»nervous« harddrive

… sorry, another post (today is haiku-day :slight_smile:

in my ibm x31 the harddisk is starting and slows down in very short intervals.
the drive is like new and working perfectly, but often haiku is waiting some ticks
for the drive. it spins down and up every 5-10 seconds.
i’ve visited the bios-setup (not quite familiar with it, as mac-user), but even the
high-performance-setting changed anything.
does haiku have energy-settings? i don’t think so, right?

thank you
jan

You say the drive is “working perfectly” and yet you describe symptoms of horrible drive failure, very likely meaning imminent loss of all data on the drive.

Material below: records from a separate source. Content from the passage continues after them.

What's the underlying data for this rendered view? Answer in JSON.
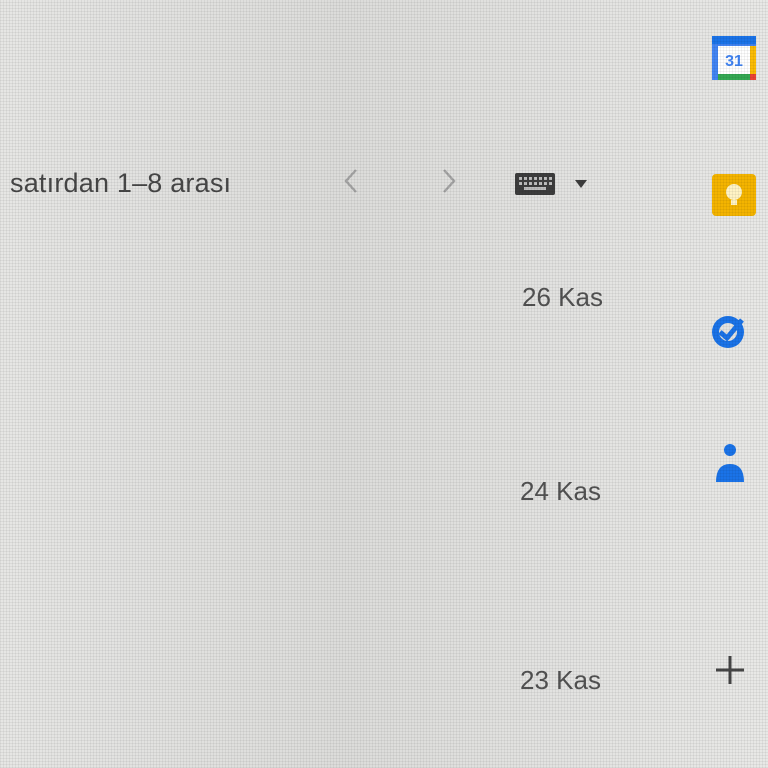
{
  "pagination": {
    "label": "satırdan 1–8 arası",
    "prev_icon": "chevron-left-icon",
    "next_icon": "chevron-right-icon"
  },
  "input_tools": {
    "icon": "keyboard-icon",
    "menu_icon": "caret-down-icon"
  },
  "mail_dates": [
    {
      "date": "26 Kas"
    },
    {
      "date": "24 Kas"
    },
    {
      "date": "23 Kas"
    }
  ],
  "side_panel": {
    "calendar": {
      "icon": "google-calendar-icon",
      "day": "31",
      "color": "#1a73e8"
    },
    "keep": {
      "icon": "google-keep-icon",
      "color": "#fbbc04"
    },
    "tasks": {
      "icon": "google-tasks-icon",
      "color": "#1a73e8"
    },
    "contacts": {
      "icon": "google-contacts-icon",
      "color": "#1a73e8"
    },
    "add_addon": {
      "icon": "plus-icon"
    }
  }
}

Can you explain what “working perfectly” means in this kind of situation to you ?

In any case, you should run good disk diagnostic software. If it’s the built-in disk of the laptop, not an external USB drive or something like that, then you can do this from a suitable Live Linux distro, or from Windows if you have that. Use a different machine to read about how to interpret the diagnostics. The drive firmware will spin down and try to restart a disk when it detects some types of faults, and unless it’s an external drive with dubious power supply this is by far the most common cause of such behaviour. If there is any data on that drive you’d be sorry to lose, back it up immediately.

In fact, if you’re someone other than “stoltenberg” reading this and thinking “My drives are working just fine” then remember at any time you may find you have one less copy of everything than you thought you had, starting five minutes ago. If that worries you, take more backups.

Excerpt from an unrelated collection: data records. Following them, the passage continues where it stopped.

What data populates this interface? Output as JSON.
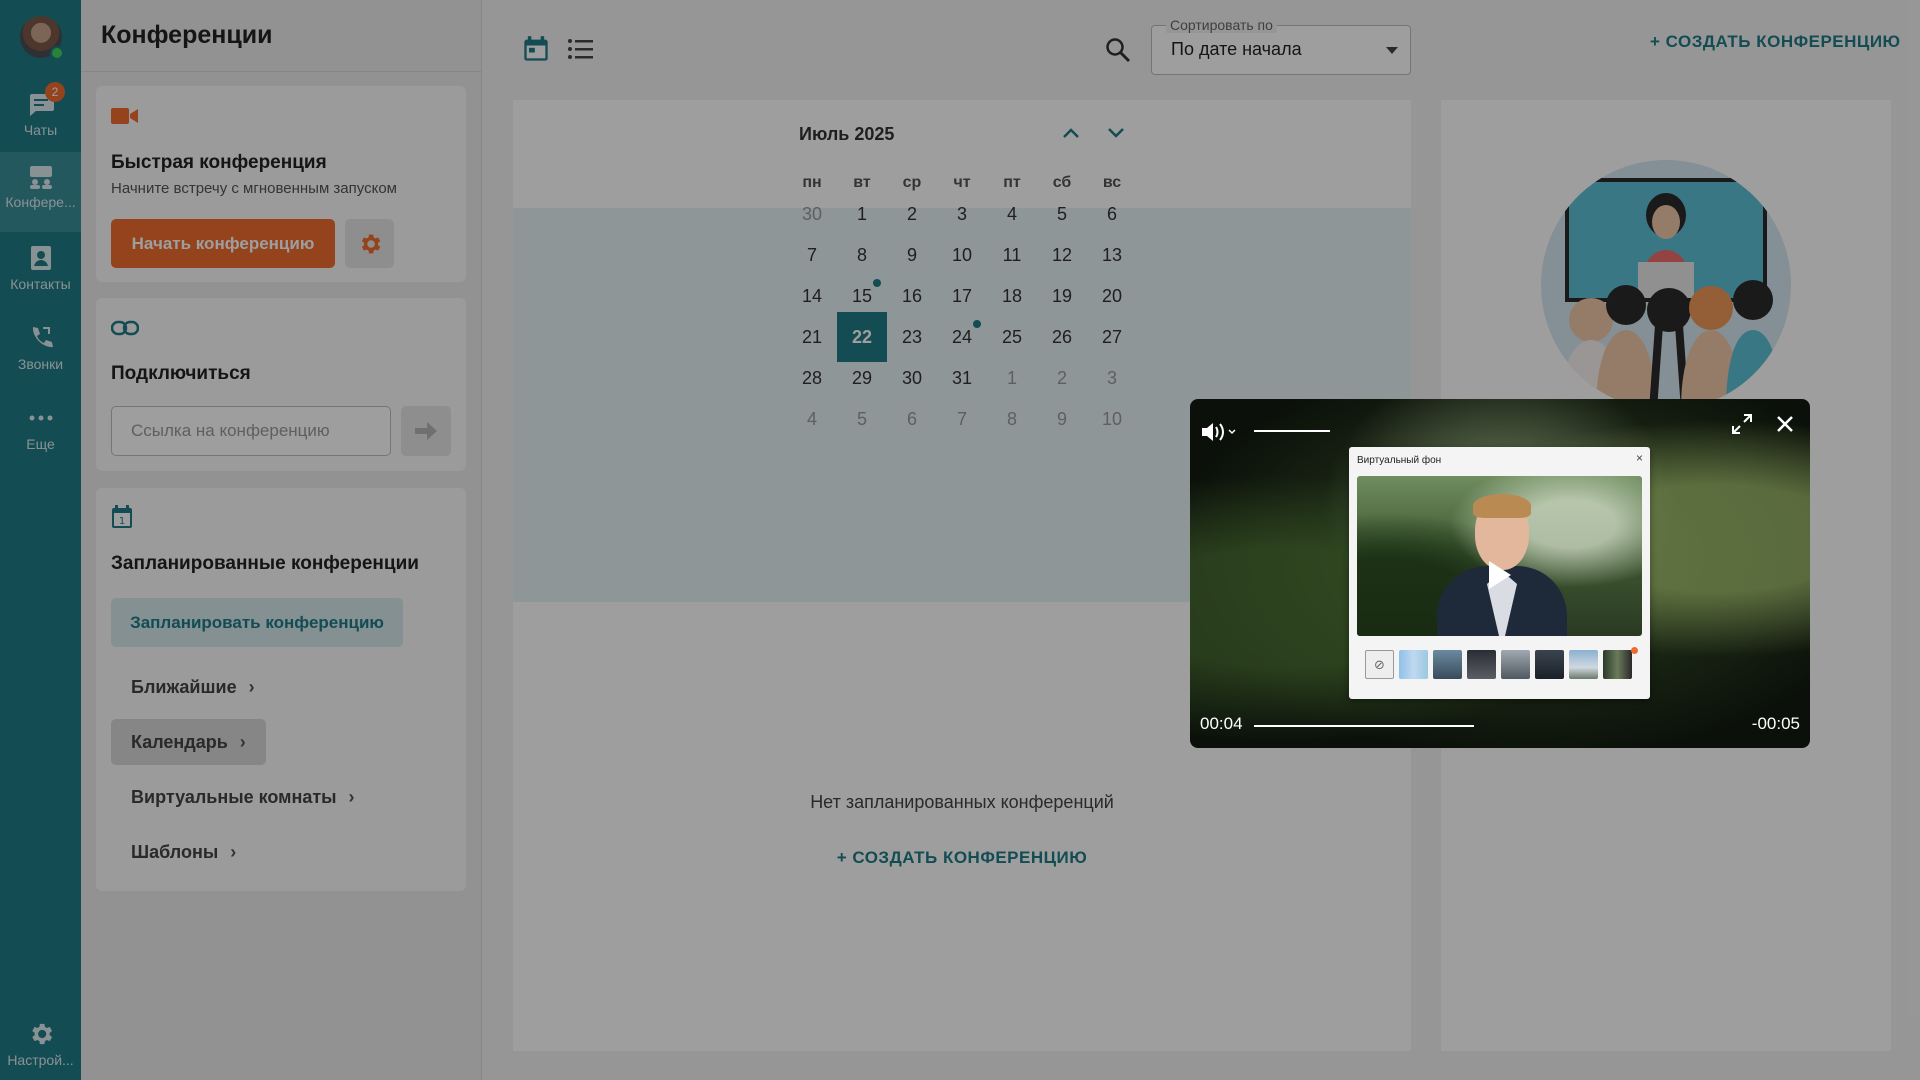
{
  "sidebar": {
    "chats_badge": "2",
    "items": [
      {
        "label": "Чаты"
      },
      {
        "label": "Конфере..."
      },
      {
        "label": "Контакты"
      },
      {
        "label": "Звонки"
      },
      {
        "label": "Еще"
      }
    ],
    "settings_label": "Настрой..."
  },
  "left": {
    "title": "Конференции",
    "quick": {
      "title": "Быстрая конференция",
      "subtitle": "Начните встречу с мгновенным запуском",
      "start_button": "Начать конференцию"
    },
    "connect": {
      "title": "Подключиться",
      "placeholder": "Ссылка на конференцию"
    },
    "scheduled": {
      "title": "Запланированные конференции",
      "plan_button": "Запланировать конференцию",
      "nav": [
        "Ближайшие",
        "Календарь",
        "Виртуальные комнаты",
        "Шаблоны"
      ]
    }
  },
  "topbar": {
    "sort_label": "Сортировать по",
    "sort_value": "По дате начала",
    "create": "+ СОЗДАТЬ КОНФЕРЕНЦИЮ"
  },
  "calendar": {
    "month": "Июль 2025",
    "weekdays": [
      "пн",
      "вт",
      "ср",
      "чт",
      "пт",
      "сб",
      "вс"
    ],
    "weeks": [
      [
        "30",
        "1",
        "2",
        "3",
        "4",
        "5",
        "6"
      ],
      [
        "7",
        "8",
        "9",
        "10",
        "11",
        "12",
        "13"
      ],
      [
        "14",
        "15",
        "16",
        "17",
        "18",
        "19",
        "20"
      ],
      [
        "21",
        "22",
        "23",
        "24",
        "25",
        "26",
        "27"
      ],
      [
        "28",
        "29",
        "30",
        "31",
        "1",
        "2",
        "3"
      ],
      [
        "4",
        "5",
        "6",
        "7",
        "8",
        "9",
        "10"
      ]
    ],
    "today": "22",
    "marked_days": [
      "15",
      "24"
    ],
    "empty_message": "Нет запланированных конференций",
    "create_bottom": "+ СОЗДАТЬ КОНФЕРЕНЦИЮ"
  },
  "player": {
    "elapsed": "00:04",
    "remaining": "-00:05",
    "progress": 0.44,
    "volume": 1.0,
    "vb_title": "Виртуальный фон",
    "vb_close": "×"
  },
  "colors": {
    "accent": "#1f7b86",
    "orange": "#ef6c2e"
  }
}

thanks a lot for your advise, but i’m pretty sure, that is no hardware-error of the drive.
after scanning the web, i found many threads regarding the aggressive energy-safe-functions of this harddrive.
it seems to be the head, which is parking just a few seconds after the last read- or write-action.
now i’m trying to mount the disk in an external enclosure and try some tools …
p.s.: is there a reliable backup-solution for haiku?

I’m not aware of any tools to adjust this in Haiku. Linux has hdparm which can change the time before the drive will park heads and go to idle mode. I’m not very surprised the setting is low on IBM laptops: the laptop may be moved at any time and it is not a very good idea to do so while the drive is spinning, so they made it go to sleep when it is idle, as soon as possible.